"We wanted him to understand who we are and where we came from," Bibiana Osorio said, remembering the day she kept her son home from school so a six‑year‑old Jonathan Osorio could watch the World Cup. On Friday he will mark his 34th birthday on the same stage: Canada’s World Cup opener at BMO Field in Toronto.
The moment is quietly large. More than 45,000 people are expected to be in the stands for a home match that will pit Canada against Bosnia‑Herzegovina, and 17 members of the Osorio family will be there together — traveling, celebrating, wearing red, and watching. For a family that "lives soccer," the timing is almost cinematic: a birthday, a packed stadium and the old ritual of supporting their son on the world’s biggest stage.
Family stories explain how the sport took hold.
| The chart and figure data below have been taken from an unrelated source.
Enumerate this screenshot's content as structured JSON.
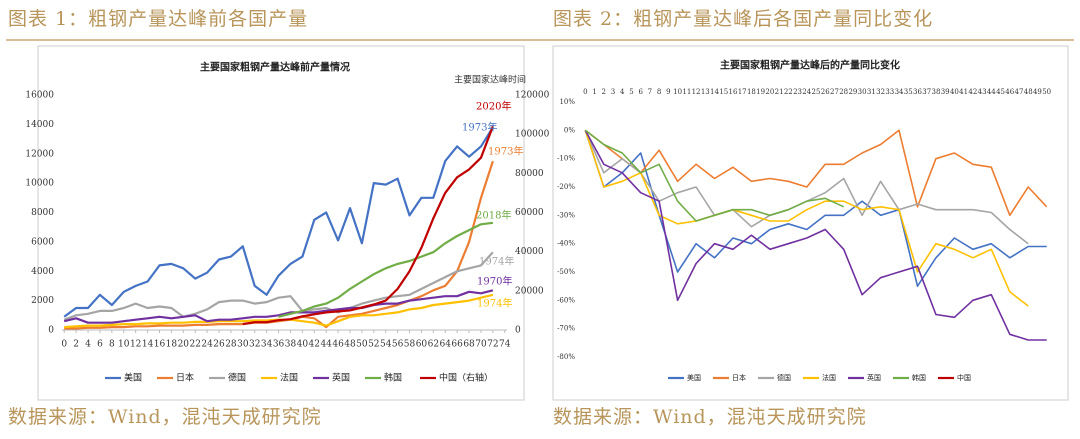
{
  "captions": [
    "图表 1：粗钢产量达峰前各国产量",
    "图表 2：粗钢产量达峰后各国产量同比变化"
  ],
  "sources": [
    "数据来源：Wind，混沌天成研究院",
    "数据来源：Wind，混沌天成研究院"
  ],
  "chart_data": [
    {
      "type": "line",
      "title": "主要国家粗钢产量达峰前产量情况",
      "y2_label": "主要国家达峰时间",
      "x": [
        0,
        2,
        4,
        6,
        8,
        10,
        12,
        14,
        16,
        18,
        20,
        22,
        24,
        26,
        28,
        30,
        32,
        34,
        36,
        38,
        40,
        42,
        44,
        46,
        48,
        50,
        52,
        54,
        56,
        58,
        60,
        62,
        64,
        66,
        68,
        70,
        72
      ],
      "xlim": [
        0,
        74
      ],
      "xticks": [
        0,
        2,
        4,
        6,
        8,
        10,
        12,
        14,
        16,
        18,
        20,
        22,
        24,
        26,
        28,
        30,
        32,
        34,
        36,
        38,
        40,
        42,
        44,
        46,
        48,
        50,
        52,
        54,
        56,
        58,
        60,
        62,
        64,
        66,
        68,
        70,
        72,
        74
      ],
      "ylim": [
        0,
        16000
      ],
      "yticks": [
        0,
        2000,
        4000,
        6000,
        8000,
        10000,
        12000,
        14000,
        16000
      ],
      "y2lim": [
        0,
        120000
      ],
      "y2ticks": [
        0,
        20000,
        40000,
        60000,
        80000,
        100000,
        120000
      ],
      "grid": false,
      "legend": "bottom",
      "xaxis_position": "bottom",
      "annotations": [
        "2020年",
        "1973年",
        "1973年",
        "2018年",
        "1974年",
        "1970年",
        "1974年"
      ],
      "series": [
        {
          "name": "美国",
          "color": "#4472c4",
          "values": [
            900,
            1500,
            1500,
            2400,
            1700,
            2600,
            3000,
            3300,
            4400,
            4500,
            4200,
            3500,
            3900,
            4800,
            5000,
            5700,
            3000,
            2400,
            3700,
            4500,
            5000,
            7500,
            8000,
            6100,
            8300,
            5900,
            10000,
            9900,
            10300,
            7800,
            9000,
            9000,
            11500,
            12500,
            11800,
            12500,
            13800
          ]
        },
        {
          "name": "日本",
          "color": "#ed7d31",
          "values": [
            100,
            100,
            150,
            150,
            200,
            200,
            250,
            250,
            300,
            300,
            300,
            350,
            350,
            400,
            400,
            400,
            500,
            500,
            600,
            700,
            900,
            800,
            200,
            900,
            1000,
            1100,
            1300,
            1500,
            1700,
            2000,
            2300,
            2700,
            3000,
            4000,
            6000,
            9000,
            11500
          ]
        },
        {
          "name": "德国",
          "color": "#a5a5a5",
          "values": [
            700,
            1000,
            1100,
            1300,
            1300,
            1500,
            1800,
            1500,
            1600,
            1500,
            900,
            1100,
            1400,
            1900,
            2000,
            2000,
            1800,
            1900,
            2200,
            2300,
            1300,
            1400,
            1500,
            1200,
            1500,
            1800,
            2000,
            2200,
            2300,
            2400,
            2800,
            3200,
            3600,
            4000,
            4200,
            4400,
            5300
          ]
        },
        {
          "name": "法国",
          "color": "#ffc000",
          "values": [
            200,
            250,
            300,
            300,
            350,
            400,
            400,
            450,
            450,
            500,
            500,
            550,
            550,
            600,
            600,
            600,
            650,
            650,
            700,
            700,
            600,
            500,
            300,
            600,
            900,
            1000,
            1000,
            1100,
            1200,
            1400,
            1500,
            1700,
            1800,
            1900,
            2000,
            2200,
            2400
          ]
        },
        {
          "name": "英国",
          "color": "#7030a0",
          "values": [
            600,
            800,
            500,
            500,
            500,
            600,
            700,
            800,
            900,
            800,
            900,
            1000,
            600,
            700,
            700,
            800,
            900,
            900,
            1000,
            1200,
            1200,
            1200,
            1300,
            1400,
            1500,
            1500,
            1700,
            1800,
            1800,
            2000,
            2100,
            2200,
            2300,
            2300,
            2600,
            2500,
            2700
          ]
        },
        {
          "name": "韩国",
          "color": "#70ad47",
          "values": [
            null,
            null,
            null,
            null,
            null,
            null,
            null,
            null,
            null,
            null,
            null,
            null,
            null,
            null,
            null,
            null,
            null,
            null,
            900,
            1100,
            1300,
            1600,
            1800,
            2200,
            2800,
            3300,
            3800,
            4200,
            4500,
            4700,
            5000,
            5300,
            5900,
            6400,
            6800,
            7200,
            7300
          ]
        },
        {
          "name": "中国（右轴）",
          "color": "#c00000",
          "axis": "y2",
          "values": [
            null,
            null,
            null,
            null,
            null,
            null,
            null,
            null,
            null,
            null,
            null,
            null,
            null,
            null,
            null,
            3000,
            4000,
            4000,
            5000,
            5500,
            7000,
            8000,
            9000,
            9500,
            10000,
            11500,
            13000,
            15000,
            21000,
            30000,
            42000,
            57000,
            70000,
            78000,
            82000,
            88000,
            104000
          ]
        }
      ]
    },
    {
      "type": "line",
      "title": "主要国家粗钢产量达峰后的产量同比变化",
      "x": [
        0,
        2,
        4,
        6,
        8,
        10,
        12,
        14,
        16,
        18,
        20,
        22,
        24,
        26,
        28,
        30,
        32,
        34,
        36,
        38,
        40,
        42,
        44,
        46,
        48,
        50
      ],
      "xlim": [
        0,
        50
      ],
      "xticks": [
        0,
        1,
        2,
        3,
        4,
        5,
        6,
        7,
        8,
        9,
        10,
        11,
        12,
        13,
        14,
        15,
        16,
        17,
        18,
        19,
        20,
        21,
        22,
        23,
        24,
        25,
        26,
        27,
        28,
        29,
        30,
        31,
        32,
        33,
        34,
        35,
        36,
        37,
        38,
        39,
        40,
        41,
        42,
        43,
        44,
        45,
        46,
        47,
        48,
        49,
        50
      ],
      "ylim": [
        -80,
        10
      ],
      "yticks": [
        {
          "value": 10,
          "label": "10%"
        },
        {
          "value": 0,
          "label": "0%"
        },
        {
          "value": -10,
          "label": "-10%"
        },
        {
          "value": -20,
          "label": "-20%"
        },
        {
          "value": -30,
          "label": "-30%"
        },
        {
          "value": -40,
          "label": "-40%"
        },
        {
          "value": -50,
          "label": "-50%"
        },
        {
          "value": -60,
          "label": "-60%"
        },
        {
          "value": -70,
          "label": "-70%"
        },
        {
          "value": -80,
          "label": "-80%"
        }
      ],
      "grid": false,
      "legend": "bottom",
      "xaxis_position": "top",
      "series": [
        {
          "name": "美国",
          "color": "#4472c4",
          "values": [
            0,
            -20,
            -15,
            -8,
            -30,
            -50,
            -40,
            -45,
            -38,
            -40,
            -35,
            -33,
            -35,
            -30,
            -30,
            -25,
            -30,
            -28,
            -55,
            -45,
            -38,
            -42,
            -40,
            -45,
            -41,
            -41
          ]
        },
        {
          "name": "日本",
          "color": "#ed7d31",
          "values": [
            0,
            -5,
            -10,
            -15,
            -7,
            -18,
            -12,
            -17,
            -13,
            -18,
            -17,
            -18,
            -20,
            -12,
            -12,
            -8,
            -5,
            0,
            -27,
            -10,
            -8,
            -12,
            -13,
            -30,
            -20,
            -27
          ]
        },
        {
          "name": "德国",
          "color": "#a5a5a5",
          "values": [
            0,
            -15,
            -10,
            -15,
            -25,
            -22,
            -20,
            -30,
            -28,
            -34,
            -30,
            -28,
            -25,
            -22,
            -17,
            -30,
            -18,
            -28,
            -26,
            -28,
            -28,
            -28,
            -29,
            -35,
            -40,
            null
          ]
        },
        {
          "name": "法国",
          "color": "#ffc000",
          "values": [
            0,
            -20,
            -18,
            -15,
            -30,
            -33,
            -32,
            -30,
            -28,
            -30,
            -32,
            -32,
            -28,
            -25,
            -25,
            -28,
            -27,
            -28,
            -50,
            -40,
            -42,
            -45,
            -42,
            -57,
            -62,
            null
          ]
        },
        {
          "name": "英国",
          "color": "#7030a0",
          "values": [
            0,
            -12,
            -15,
            -22,
            -25,
            -60,
            -47,
            -40,
            -42,
            -37,
            -42,
            -40,
            -38,
            -35,
            -42,
            -58,
            -52,
            -50,
            -48,
            -65,
            -66,
            -60,
            -58,
            -72,
            -74,
            -74
          ]
        },
        {
          "name": "韩国",
          "color": "#70ad47",
          "values": [
            0,
            -5,
            -8,
            -15,
            -12,
            -25,
            -32,
            -30,
            -28,
            -28,
            -30,
            -28,
            -25,
            -24,
            -27,
            null,
            null,
            null,
            null,
            null,
            null,
            null,
            null,
            null,
            null,
            null
          ]
        },
        {
          "name": "中国",
          "color": "#c00000",
          "values": [
            null,
            null,
            null,
            null,
            null,
            null,
            null,
            null,
            null,
            null,
            null,
            null,
            null,
            null,
            null,
            null,
            null,
            null,
            null,
            null,
            null,
            null,
            null,
            null,
            null,
            null
          ]
        }
      ]
    }
  ]
}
Bibiana said the decision to keep him out of class at six was intentional: "We’re from Colombia. Colombia was playing in the World Cup. We wanted him to experience that." She framed soccer as inheritance and habit — not a hobby. "Soccer is in our family and has been big forever," she said. "My husband played. My dad played. Our kids play. Being South American, it was a way of life for all of us. It’s in our blood."
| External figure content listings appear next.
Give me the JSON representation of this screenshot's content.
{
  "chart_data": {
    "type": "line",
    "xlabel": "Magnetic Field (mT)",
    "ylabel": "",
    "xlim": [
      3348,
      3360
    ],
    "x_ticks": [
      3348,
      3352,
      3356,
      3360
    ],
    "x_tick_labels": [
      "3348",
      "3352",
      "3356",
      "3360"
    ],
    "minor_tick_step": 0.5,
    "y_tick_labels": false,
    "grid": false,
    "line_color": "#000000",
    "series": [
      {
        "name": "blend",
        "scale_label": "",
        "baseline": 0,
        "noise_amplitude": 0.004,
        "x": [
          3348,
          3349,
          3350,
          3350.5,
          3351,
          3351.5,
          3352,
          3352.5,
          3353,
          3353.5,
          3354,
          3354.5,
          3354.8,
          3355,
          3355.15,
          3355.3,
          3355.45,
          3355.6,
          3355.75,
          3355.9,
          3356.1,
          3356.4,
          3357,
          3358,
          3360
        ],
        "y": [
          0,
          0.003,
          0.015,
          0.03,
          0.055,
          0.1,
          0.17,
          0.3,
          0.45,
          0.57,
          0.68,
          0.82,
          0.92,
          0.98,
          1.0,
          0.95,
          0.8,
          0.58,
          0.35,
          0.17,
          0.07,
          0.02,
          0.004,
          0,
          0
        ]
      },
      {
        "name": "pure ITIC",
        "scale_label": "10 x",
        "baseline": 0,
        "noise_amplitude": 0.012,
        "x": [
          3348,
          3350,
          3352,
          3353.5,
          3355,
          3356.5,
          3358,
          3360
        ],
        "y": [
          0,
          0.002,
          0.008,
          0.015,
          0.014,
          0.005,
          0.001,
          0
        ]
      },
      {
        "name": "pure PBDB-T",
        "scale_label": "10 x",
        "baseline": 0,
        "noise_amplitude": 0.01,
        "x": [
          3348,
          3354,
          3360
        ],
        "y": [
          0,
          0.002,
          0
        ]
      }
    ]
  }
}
Those roots have followed Osorio into the international spotlight. The opener in Toronto will be the most visible example of that thread: family in the stands, a hometown crowd, and a player whose life was shaped by watching the tournament as a child. The details are concrete. The setting is specific. The texture is familial.
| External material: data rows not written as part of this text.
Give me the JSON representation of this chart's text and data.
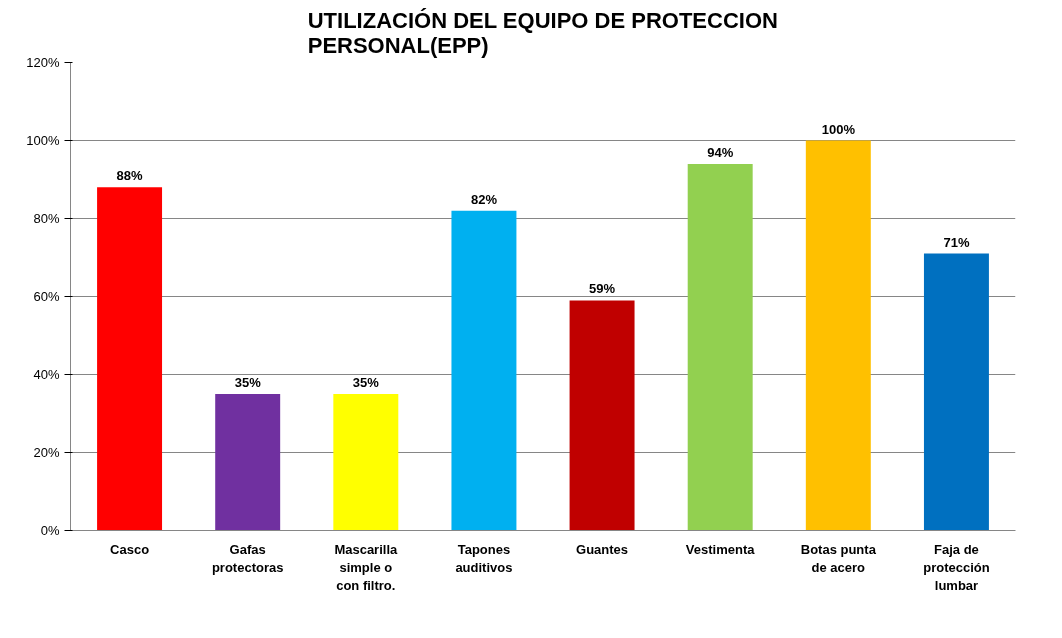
{
  "chart_data": {
    "type": "bar",
    "title": "UTILIZACIÓN DEL EQUIPO DE PROTECCION PERSONAL(EPP)",
    "categories": [
      "Casco",
      "Gafas protectoras",
      "Mascarilla simple o con filtro.",
      "Tapones auditivos",
      "Guantes",
      "Vestimenta",
      "Botas punta de acero",
      "Faja de protección lumbar"
    ],
    "values": [
      88,
      35,
      35,
      82,
      59,
      94,
      100,
      71
    ],
    "colors": [
      "#ff0000",
      "#7030a0",
      "#ffff00",
      "#00b0f0",
      "#c00000",
      "#92d050",
      "#ffc000",
      "#0070c0"
    ],
    "value_labels": [
      "88%",
      "35%",
      "35%",
      "82%",
      "59%",
      "94%",
      "100%",
      "71%"
    ],
    "ylim": [
      0,
      120
    ],
    "yticks": [
      {
        "value": 0,
        "label": "0%"
      },
      {
        "value": 20,
        "label": "20%"
      },
      {
        "value": 40,
        "label": "40%"
      },
      {
        "value": 60,
        "label": "60%"
      },
      {
        "value": 80,
        "label": "80%"
      },
      {
        "value": 100,
        "label": "100%"
      },
      {
        "value": 120,
        "label": "120%"
      }
    ],
    "grid": "y"
  }
}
But the scene also exposes a practical gap. The game is described as a home fixture in Toronto, yet it is against Bosnia‑Herzegovina — a reminder that World Cup scheduling and geography do not always yield tidy storylines. More important for Osorio personally is a question the facts here leave open: how will he be used on the field in that opener? The reporting ties him to the date and the crowd, not to a confirmed tactical role.
That uncertainty matters in two ways. For the player, a 34th birthday can be a ceremonial nod from a coach — a brief appearance for applause — or a tactical call that asks a veteran to set a tempo, protect the ball or unlock a defense. For his family and the crowd of more than 45,000, it will determine whether the night is remembered mainly as a party or as a competitive contribution to Canada’s World Cup campaign.
Canada’s opponent is set. The venue and the attendance are set. What remains is a decision that will be announced in a lineup and revealed in play: will Jonathan Osorio step onto BMO Field as a starter entrusted to shape the opener, or will he be held as an experienced option off the bench? That choice will turn a family celebration into either a personal milestone or a professional turning point — and it is the question everyone in his row at the stadium will watch first.